INSTANCE: Positive integers m and k, a collection C of m-tuples, each having k 1's and m - k 0's (representing possible worker schedules), a "requirement" m-tuple R̄ of non-negative integers, and a number n of workers.
QUESTION: Is there a schedule f: C→Z0+ such that ∑_{c̄ ∈ C} f(c̄) ≤ n and such that ∑_{c̄ ∈ C} f(c̄)·c̄ ≥ R̄?

Reference: [Garey and Johnson, ——] Transformation from X3C.

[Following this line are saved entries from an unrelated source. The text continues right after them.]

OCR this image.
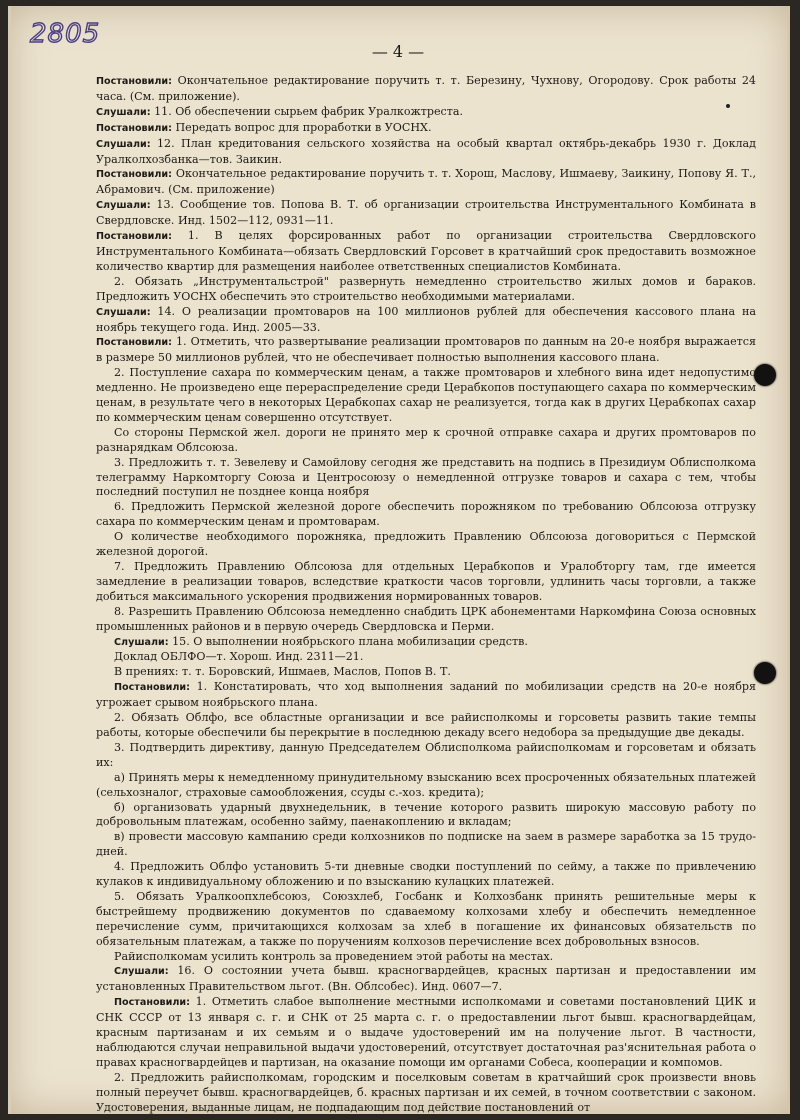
2805
— 4 —

Постановили: Окончательное редактирование поручить т. т. Березину, Чухнову, Огородову. Срок работы 24 часа. (См. приложение).

Слушали: 11. Об обеспечении сырьем фабрик Уралкожтреста.

Постановили: Передать вопрос для проработки в УОСНХ.

Слушали: 12. План кредитования сельского хозяйства на особый квартал октябрь-декабрь 1930 г. Доклад Уралколхозбанка—тов. Заикин.

Постановили: Окончательное редактирование поручить т. т. Хорош, Маслову, Ишмаеву, Заикину, Попову Я. Т., Абрамович. (См. приложение)

Слушали: 13. Сообщение тов. Попова В. Т. об организации строительства Инструментального Комбината в Свердловске. Инд. 1502—112, 0931—11.

Постановили: 1. В целях форсированных работ по организации строительства Свердловского Инструментального Комбината—обязать Свердловский Горсовет в кратчайший срок предоставить возможное количество квартир для размещения наиболее ответственных специалистов Комбината.

2. Обязать „Инструментальстрой" развернуть немедленно строительство жилых домов и бараков. Предложить УОСНХ обеспечить это строительство необходимыми материалами.

Слушали: 14. О реализации промтоваров на 100 миллионов рублей для обеспечения кассового плана на ноябрь текущего года. Инд. 2005—33.

Постановили: 1. Отметить, что развертывание реализации промтоваров по данным на 20-е ноября выражается в размере 50 миллионов рублей, что не обеспечивает полностью выполнения кассового плана.

2. Поступление сахара по коммерческим ценам, а также промтоваров и хлебного вина идет недопустимо медленно. Не произведено еще перераспределение среди Церабкопов поступающего сахара по коммерческим ценам, в результате чего в некоторых Церабкопах сахар не реализуется, тогда как в других Церабкопах сахар по коммерческим ценам совершенно отсутствует.

Со стороны Пермской жел. дороги не принято мер к срочной отправке сахара и других промтоваров по разнарядкам Облсоюза.

3. Предложить т. т. Зевелеву и Самойлову сегодня же представить на подпись в Президиум Облисполкома телеграмму Наркомторгу Союза и Центросоюзу о немедленной отгрузке товаров и сахара с тем, чтобы последний поступил не позднее конца ноября

6. Предложить Пермской железной дороге обеспечить порожняком по требованию Облсоюза отгрузку сахара по коммерческим ценам и промтоварам.

О количестве необходимого порожняка, предложить Правлению Облсоюза договориться с Пермской железной дорогой.

7. Предложить Правлению Облсоюза для отдельных Церабкопов и Уралобторгу там, где имеется замедление в реализации товаров, вследствие краткости часов торговли, удлинить часы торговли, а также добиться максимального ускорения продвижения нормированных товаров.

8. Разрешить Правлению Облсоюза немедленно снабдить ЦРК абонементами Наркомфина Союза основных промышленных районов и в первую очередь Свердловска и Перми.

Слушали: 15. О выполнении ноябрьского плана мобилизации средств.

Доклад ОБЛФО—т. Хорош. Инд. 2311—21.

В прениях: т. т. Боровский, Ишмаев, Маслов, Попов В. Т.

Постановили: 1. Констатировать, что ход выполнения заданий по мобилизации средств на 20-е ноября угрожает срывом ноябрьского плана.

2. Обязать Облфо, все областные организации и все райисполкомы и горсоветы развить такие темпы работы, которые обеспечили бы перекрытие в последнюю декаду всего недобора за предыдущие две декады.

3. Подтвердить директиву, данную Председателем Облисполкома райисполкомам и горсоветам и обязать их:

а) Принять меры к немедленному принудительному взысканию всех просроченных обязательных платежей (сельхозналог, страховые самообложения, ссуды с.-хоз. кредита);

б) организовать ударный двухнедельник, в течение которого развить широкую массовую работу по добровольным платежам, особенно займу, паенакоплению и вкладам;

в) провести массовую кампанию среди колхозников по подписке на заем в размере заработка за 15 трудо-дней.

4. Предложить Облфо установить 5-ти дневные сводки поступлений по сейму, а также по привлечению кулаков к индивидуальному обложению и по взысканию кулацких платежей.

5. Обязать Уралкоопхлебсоюз, Союзхлеб, Госбанк и Колхозбанк принять решительные меры к быстрейшему продвижению документов по сдаваемому колхозами хлебу и обеспечить немедленное перечисление сумм, причитающихся колхозам за хлеб в погашение их финансовых обязательств по обязательным платежам, а также по поручениям колхозов перечисление всех добровольных взносов.

Райисполкомам усилить контроль за проведением этой работы на местах.

Слушали: 16. О состоянии учета бывш. красногвардейцев, красных партизан и предоставлении им установленных Правительством льгот. (Вн. Облсобес). Инд. 0607—7.

Постановили: 1. Отметить слабое выполнение местными исполкомами и советами постановлений ЦИК и СНК СССР от 13 января с. г. и СНК от 25 марта с. г. о предоставлении льгот бывш. красногвардейцам, красным партизанам и их семьям и о выдаче удостоверений им на получение льгот. В частности, наблюдаются случаи неправильной выдачи удостоверений, отсутствует достаточная раз'яснительная работа о правах красногвардейцев и партизан, на оказание помощи им органами Собеса, кооперации и компомов.

2. Предложить райисполкомам, городским и поселковым советам в кратчайший срок произвести вновь полный переучет бывш. красногвардейцев, б. красных партизан и их семей, в точном соответствии с законом. Удостоверения, выданные лицам, не подпадающим под действие постановлений от
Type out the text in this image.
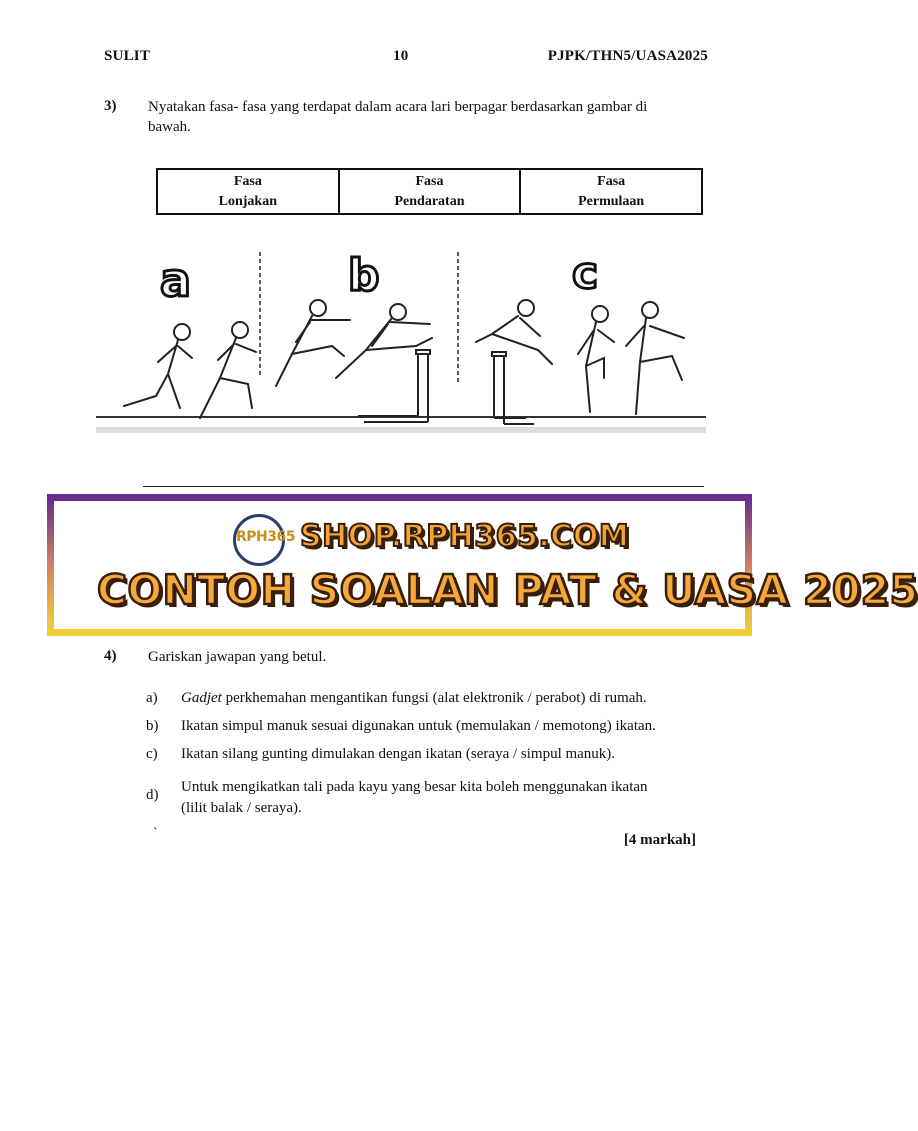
SULIT	10	PJPK/THN5/UASA2025
3) Nyatakan fasa- fasa yang terdapat dalam acara lari berpagar berdasarkan gambar di
bawah.
Fasa
Lonjakan

Fasa
Pendaratan

Fasa
Permulaan
a	b	c
RPH365 SHOP.RPH365.COM
CONTOH SOALAN PAT & UASA 2025
4) Gariskan jawapan yang betul.
a)	Gadjet perkhemahan mengantikan fungsi (alat elektronik / perabot) di rumah.
b)	Ikatan simpul manuk sesuai digunakan untuk (memulakan / memotong) ikatan.
c)	Ikatan silang gunting dimulakan dengan ikatan (seraya / simpul manuk).
d)	Untuk mengikatkan tali pada kayu yang besar kita boleh menggunakan ikatan
(lilit balak / seraya).
`	[4 markah]
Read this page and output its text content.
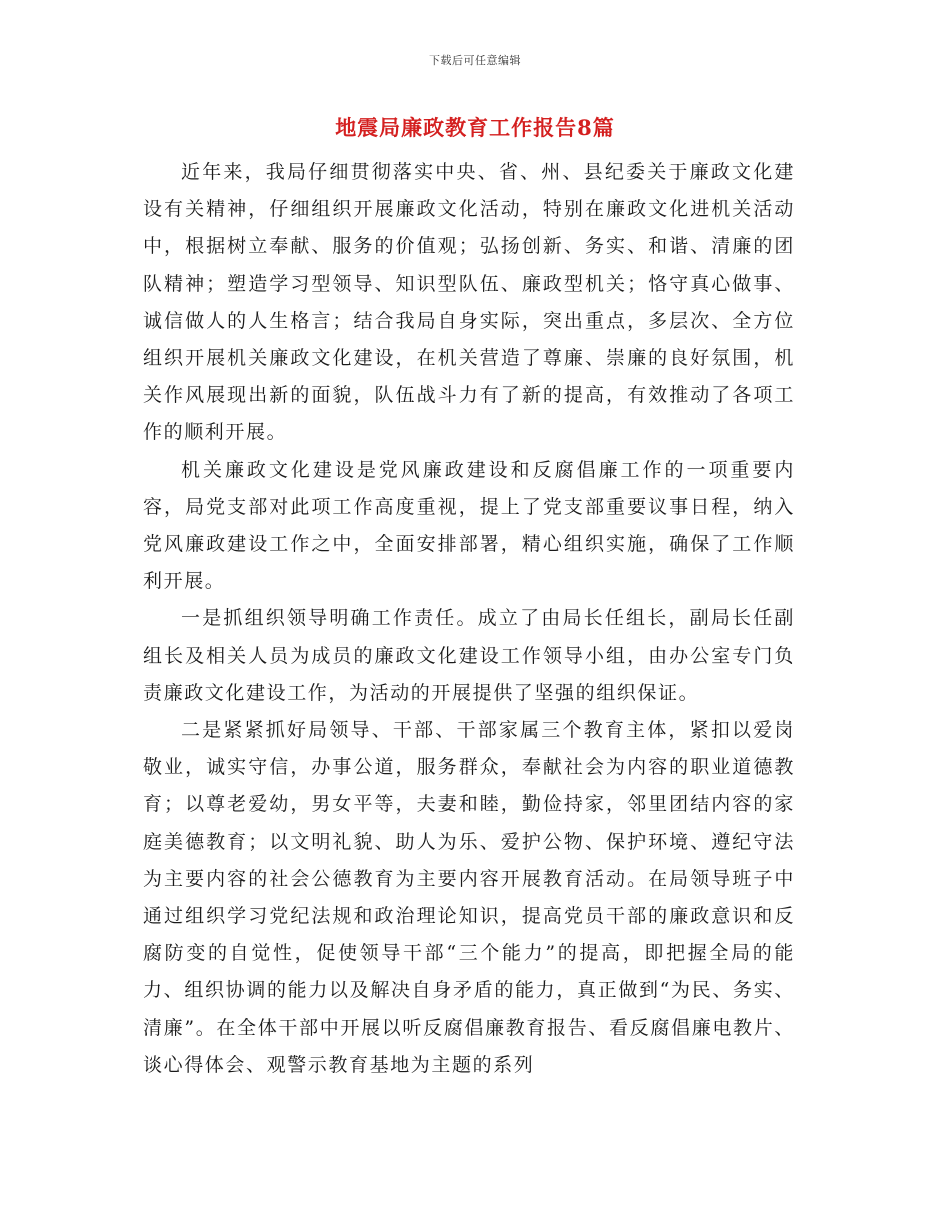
下载后可任意编辑
地震局廉政教育工作报告8篇

近年来，我局仔细贯彻落实中央、省、州、县纪委关于廉政文化建设有关精神，仔细组织开展廉政文化活动，特别在廉政文化进机关活动中，根据树立奉献、服务的价值观；弘扬创新、务实、和谐、清廉的团队精神；塑造学习型领导、知识型队伍、廉政型机关；恪守真心做事、诚信做人的人生格言；结合我局自身实际，突出重点，多层次、全方位组织开展机关廉政文化建设，在机关营造了尊廉、崇廉的良好氛围，机关作风展现出新的面貌，队伍战斗力有了新的提高，有效推动了各项工作的顺利开展。

机关廉政文化建设是党风廉政建设和反腐倡廉工作的一项重要内容，局党支部对此项工作高度重视，提上了党支部重要议事日程，纳入党风廉政建设工作之中，全面安排部署，精心组织实施，确保了工作顺利开展。

一是抓组织领导明确工作责任。成立了由局长任组长，副局长任副组长及相关人员为成员的廉政文化建设工作领导小组，由办公室专门负责廉政文化建设工作，为活动的开展提供了坚强的组织保证。

二是紧紧抓好局领导、干部、干部家属三个教育主体，紧扣以爱岗敬业，诚实守信，办事公道，服务群众，奉献社会为内容的职业道德教育；以尊老爱幼，男女平等，夫妻和睦，勤俭持家，邻里团结内容的家庭美德教育；以文明礼貌、助人为乐、爱护公物、保护环境、遵纪守法为主要内容的社会公德教育为主要内容开展教育活动。在局领导班子中通过组织学习党纪法规和政治理论知识，提高党员干部的廉政意识和反腐防变的自觉性，促使领导干部“三个能力”的提高，即把握全局的能力、组织协调的能力以及解决自身矛盾的能力，真正做到“为民、务实、清廉”。在全体干部中开展以听反腐倡廉教育报告、看反腐倡廉电教片、谈心得体会、观警示教育基地为主题的系列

Comment: Solvable in polynomial time if every c̄ ∈ C has the cyclic one's property, i.e., has all its 1's occuring in consecutive positions with position 1 regarded as following position m [Bartholdi, Orlin, and Ratliff, 1977]. (This corresponds to workers who are available only for consecutive hours of the day, or days of the week.)

How to solve

  • It can be solved by (existing) bruteforce. (Enumerate all assignments f: C -> {0,...,n} with sum f(c̄) <= n; check if sum f(c̄)*c̄ >= R̄ component-wise.)
  • It can be solved by reducing to integer programming. (ILP: minimize sum f(c̄) subject to f(c̄) >= 0 integer, sum f(c̄) <= n, and for each period j: sum_{c̄} f(c̄)*c̄_j >= R̄_j.)
  • Other: For cyclic ones property schedules, solvable via network flow / circular ones ILP.

Example Instance

Input:
m = 7 periods (days of the week), k = 5 shifts per schedule (5-day work week)
n = 4 workers

Schedules (C):

Schedule Mon Tue Wed Thu Fri Sat Sun
c_1 1 1 1 1 1 0 0
c_2 0 1 1 1 1 1 0
c_3 0 0 1 1 1 1 1
c_4 1 0 0 1 1 1 1
c_5 1 1 0 0 1 1 1

Requirements R̄ = (2, 2, 2, 3, 3, 2, 1)

Feasible schedule:
f(c_1) = 1, f(c_2) = 1, f(c_3) = 1, f(c_4) = 1, f(c_5) = 0.
Total workers: 1 + 1 + 1 + 1 + 0 = 4 <= n = 4 ✓

Coverage per period:

  • Mon: c_1 + c_4 = 2 >= 2 ✓
  • Tue: c_1 + c_2 = 2 >= 2 ✓
  • Wed: c_1 + c_2 + c_3 = 3 >= 2 ✓
  • Thu: c_1 + c_2 + c_3 + c_4 = 4 >= 3 ✓
  • Fri: c_1 + c_2 + c_3 + c_4 = 4 >= 3 ✓
  • Sat: c_2 + c_3 + c_4 = 3 >= 2 ✓
  • Sun: c_3 + c_4 = 2 >= 1 ✓

Answer: YES — a feasible staff schedule exists with 4 workers.